The fired head of the National Council for Astronautics, Doctor Heywood Floyd (Roy Scheider), the designer of the Discovery, Walter Curnow (John Lithgow), and the creator of HAL, Doctor Chandra (Bob Balaban) join the Soviet Mission. When they arrive in the Jovian System, they detect signs of life on Europa. They send a probe, but it is destroyed. Floyd thinks they have been warned away. After braking in Jupiter’s upper atmosphere, they find Discovery drifting over Io. Curnow wakes up the ship and Chandra wakes up HAL, and there is a giant monolith in the sky. An attempt by Cosmonaut Max Brailovsky (Dana Elcar) to approach it causes his pod to malfunction. It is shot into Jupiter.
On Earth, Dave Bowman, incorporeal as a ghost, appears to his dying mother. Chandra discovers that the National Security Council had ordered HAL to conceal the existence of the monolith on the moon, and thus the real purpose of the mission, from the crew. A contradiction with HAL’s basic programming of open, accurate information processing had given him the computer version of a paranoid mental breakdown. Floyd had no knowledge of this and would not have allowed it.
Back on Earth, the Soviet Union and the United States start to rattle sabres at each other. The two crews are ordered to return in separate ships, as the Discovery is now space worthy. The ghost of Bowman appears to Floyd and says they cannot wait for the launch window and must leave in two days. Leonov’s Captain Tanya Kirbuk (Helen Mirren) is sceptical.
But the monolith disappears, and a black spot appears on Jupiter. The two crews decide to leave immediately using the Discovery as a booster rocket, though the ship and HAL will not survive. No-one is sure how HAL will take this. The black spots are multiplying monoliths and Jupiter is shrinking and changing its chemical composition. HAL suggests they stop and study this phenomenon. Chandra tells HAL what they are doing, and he agrees, thanking Chandra for being honest.
As they depart, Jupiter ignites and becomes the small second sun it almost became at the beginning of the solar system. As the Discovery is consumed, HAL hears Bowman’s voice telling him they will soon be together. The last transmission to Earth reads, “All these worlds are yours except Europa. Attempt no landing there. Use them together. Use them in peace.” American and Soviet leaders begin talking. Icy Europa becomes a humid jungle planet. A monolith stands in the swamp, waiting for intelligence to evolve.
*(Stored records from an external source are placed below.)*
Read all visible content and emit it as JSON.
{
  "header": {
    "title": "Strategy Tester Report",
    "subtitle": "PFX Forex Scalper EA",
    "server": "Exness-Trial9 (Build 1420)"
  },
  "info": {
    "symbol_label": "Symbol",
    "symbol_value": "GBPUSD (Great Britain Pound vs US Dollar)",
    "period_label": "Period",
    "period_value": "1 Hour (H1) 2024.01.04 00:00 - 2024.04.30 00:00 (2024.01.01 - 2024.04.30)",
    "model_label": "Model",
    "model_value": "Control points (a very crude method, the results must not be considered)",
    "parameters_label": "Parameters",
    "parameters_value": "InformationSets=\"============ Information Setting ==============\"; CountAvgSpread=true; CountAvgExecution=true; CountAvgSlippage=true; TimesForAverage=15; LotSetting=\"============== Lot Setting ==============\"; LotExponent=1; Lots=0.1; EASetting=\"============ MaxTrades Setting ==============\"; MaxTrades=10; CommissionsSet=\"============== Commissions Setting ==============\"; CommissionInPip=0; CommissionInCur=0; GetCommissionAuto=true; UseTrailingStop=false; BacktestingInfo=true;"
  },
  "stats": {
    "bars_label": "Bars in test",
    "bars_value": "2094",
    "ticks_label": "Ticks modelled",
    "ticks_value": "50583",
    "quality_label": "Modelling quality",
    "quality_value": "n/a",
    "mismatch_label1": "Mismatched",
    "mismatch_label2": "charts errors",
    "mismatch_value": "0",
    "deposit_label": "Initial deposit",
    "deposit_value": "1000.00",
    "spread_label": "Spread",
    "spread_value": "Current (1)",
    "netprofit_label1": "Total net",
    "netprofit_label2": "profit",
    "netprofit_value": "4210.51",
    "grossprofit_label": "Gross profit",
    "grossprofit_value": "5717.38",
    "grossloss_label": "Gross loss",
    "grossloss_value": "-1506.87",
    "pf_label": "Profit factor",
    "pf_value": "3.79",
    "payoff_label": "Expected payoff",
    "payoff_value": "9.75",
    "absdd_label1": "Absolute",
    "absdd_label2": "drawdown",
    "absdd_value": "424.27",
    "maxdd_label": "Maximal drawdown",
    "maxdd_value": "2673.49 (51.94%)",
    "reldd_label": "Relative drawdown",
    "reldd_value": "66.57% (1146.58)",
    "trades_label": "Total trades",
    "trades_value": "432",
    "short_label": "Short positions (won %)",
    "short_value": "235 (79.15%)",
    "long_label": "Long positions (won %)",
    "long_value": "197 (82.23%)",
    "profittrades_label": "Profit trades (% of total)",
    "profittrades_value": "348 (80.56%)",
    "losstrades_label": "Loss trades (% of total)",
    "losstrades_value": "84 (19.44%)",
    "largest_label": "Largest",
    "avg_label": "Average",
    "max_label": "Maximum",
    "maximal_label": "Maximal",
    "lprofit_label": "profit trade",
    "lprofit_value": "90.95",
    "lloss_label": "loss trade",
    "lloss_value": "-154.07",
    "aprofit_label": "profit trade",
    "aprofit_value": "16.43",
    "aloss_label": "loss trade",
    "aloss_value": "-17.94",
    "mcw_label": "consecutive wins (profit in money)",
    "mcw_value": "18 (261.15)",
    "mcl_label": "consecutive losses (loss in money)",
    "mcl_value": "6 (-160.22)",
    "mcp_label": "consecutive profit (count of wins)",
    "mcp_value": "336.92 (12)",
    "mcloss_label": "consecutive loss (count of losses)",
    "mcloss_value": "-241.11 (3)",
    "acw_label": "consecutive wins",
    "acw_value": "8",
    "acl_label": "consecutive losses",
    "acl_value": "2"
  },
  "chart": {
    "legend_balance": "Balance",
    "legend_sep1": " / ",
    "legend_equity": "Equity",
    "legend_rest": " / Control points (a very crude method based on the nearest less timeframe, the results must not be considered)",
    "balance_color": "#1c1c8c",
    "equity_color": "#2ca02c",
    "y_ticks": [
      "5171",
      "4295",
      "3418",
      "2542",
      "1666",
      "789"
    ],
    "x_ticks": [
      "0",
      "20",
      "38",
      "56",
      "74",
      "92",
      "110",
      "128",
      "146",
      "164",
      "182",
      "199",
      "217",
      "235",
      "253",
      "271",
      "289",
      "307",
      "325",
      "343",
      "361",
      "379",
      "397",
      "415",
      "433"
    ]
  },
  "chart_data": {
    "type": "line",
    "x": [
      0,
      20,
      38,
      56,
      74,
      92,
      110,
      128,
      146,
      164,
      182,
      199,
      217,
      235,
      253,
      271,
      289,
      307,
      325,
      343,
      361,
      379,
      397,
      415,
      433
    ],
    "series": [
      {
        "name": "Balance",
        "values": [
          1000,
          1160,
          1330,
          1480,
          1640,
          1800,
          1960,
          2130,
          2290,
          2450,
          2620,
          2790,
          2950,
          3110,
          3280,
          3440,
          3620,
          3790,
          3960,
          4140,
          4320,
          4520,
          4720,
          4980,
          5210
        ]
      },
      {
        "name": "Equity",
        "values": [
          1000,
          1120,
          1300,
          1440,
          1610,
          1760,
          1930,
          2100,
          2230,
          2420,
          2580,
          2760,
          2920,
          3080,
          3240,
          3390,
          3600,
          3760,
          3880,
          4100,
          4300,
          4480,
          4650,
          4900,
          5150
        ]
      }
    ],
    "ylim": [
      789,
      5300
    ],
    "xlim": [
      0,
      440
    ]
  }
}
The film was produced and directed by Peter Hyams, based on Arthur C. Clarke’s 1982 novel 2020: Odyssey Two. The twin computer back on Earth, SAL 9000, was voiced by Candice Bergen under the name of Mallsnerd, a combination of her husband’s name Louis Malle and her father Edgar’s dummy’s name Mortimer Snerd. Arthur Clarke plays a man feeding pigeons in the park, the US President is portrayed by Arthur C. Clarke and the Soviet Premier by Stanley Kubrick. Peter Hyams got the blessing of both before taking on the directing job. He communicated constantly with Clarke in Sri Lanka via e-mail, a new technology at the time. Reviewers admitted the movie suffered by comparison to the iconic 2001, but it was still a thoughtful and exciting space opera. It was nominated for three Saturns, won the Hugo, and was nominated for five technological Oscars.
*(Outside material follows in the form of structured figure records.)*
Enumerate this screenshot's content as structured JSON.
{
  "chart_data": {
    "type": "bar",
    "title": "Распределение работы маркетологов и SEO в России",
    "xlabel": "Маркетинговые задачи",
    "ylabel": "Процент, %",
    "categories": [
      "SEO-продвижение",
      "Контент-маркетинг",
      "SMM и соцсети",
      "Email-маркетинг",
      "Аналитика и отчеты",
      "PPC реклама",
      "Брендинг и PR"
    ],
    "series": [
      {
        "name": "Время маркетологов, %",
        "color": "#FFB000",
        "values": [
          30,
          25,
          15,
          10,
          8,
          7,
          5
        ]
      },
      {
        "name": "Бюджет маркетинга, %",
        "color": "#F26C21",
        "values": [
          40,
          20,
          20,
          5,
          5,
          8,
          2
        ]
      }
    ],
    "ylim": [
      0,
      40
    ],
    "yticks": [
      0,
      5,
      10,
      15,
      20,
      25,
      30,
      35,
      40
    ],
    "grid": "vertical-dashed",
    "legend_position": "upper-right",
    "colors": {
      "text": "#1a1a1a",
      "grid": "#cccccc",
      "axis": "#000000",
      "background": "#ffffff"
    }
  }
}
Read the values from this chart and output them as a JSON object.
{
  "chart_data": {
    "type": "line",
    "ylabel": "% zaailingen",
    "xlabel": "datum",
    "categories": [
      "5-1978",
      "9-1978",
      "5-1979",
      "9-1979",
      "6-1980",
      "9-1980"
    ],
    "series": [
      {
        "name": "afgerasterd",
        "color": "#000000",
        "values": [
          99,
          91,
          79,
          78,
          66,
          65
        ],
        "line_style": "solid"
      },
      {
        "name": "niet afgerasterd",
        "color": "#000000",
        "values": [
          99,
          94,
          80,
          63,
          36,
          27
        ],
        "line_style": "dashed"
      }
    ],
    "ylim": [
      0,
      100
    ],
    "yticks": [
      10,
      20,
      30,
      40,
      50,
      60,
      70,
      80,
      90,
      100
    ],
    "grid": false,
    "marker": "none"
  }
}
The model of Discovery had to be rebuilt from pictures because Kubrick had all the models and sets from 2001 destroyed. The only part of the ship not rebuilt because it was too expensive was the centrifuge area which had been used for the impressive jogging scene. Roy Scheider uses a briefcase-sized Apple computer, which was pretty much brand-new technology. The Russian ship Leonov was the inspiration for the Omega-class destroyer in the Babylon Five series. This was Helen Mirren’s first American film. She speaks some Russian because that was her father’s birthplace. Part of the zero-gravity toilet instruction sign from 2001 appeared, too small to read on screen. The phrase “The Year We Make Contact” does not appear on the screen at any time and was probably added during publicity to make the film more understandable, something Stanley Kubrick did not worry about.
One wonders if Max Brailovsky is alive in the sense that Bowman is alive, or whether he received the death penalty for his human curiosity. I get the distinct impression that the good Monolith Aliens expect us to kill each other off eventually, so we can be replaced by the Europans.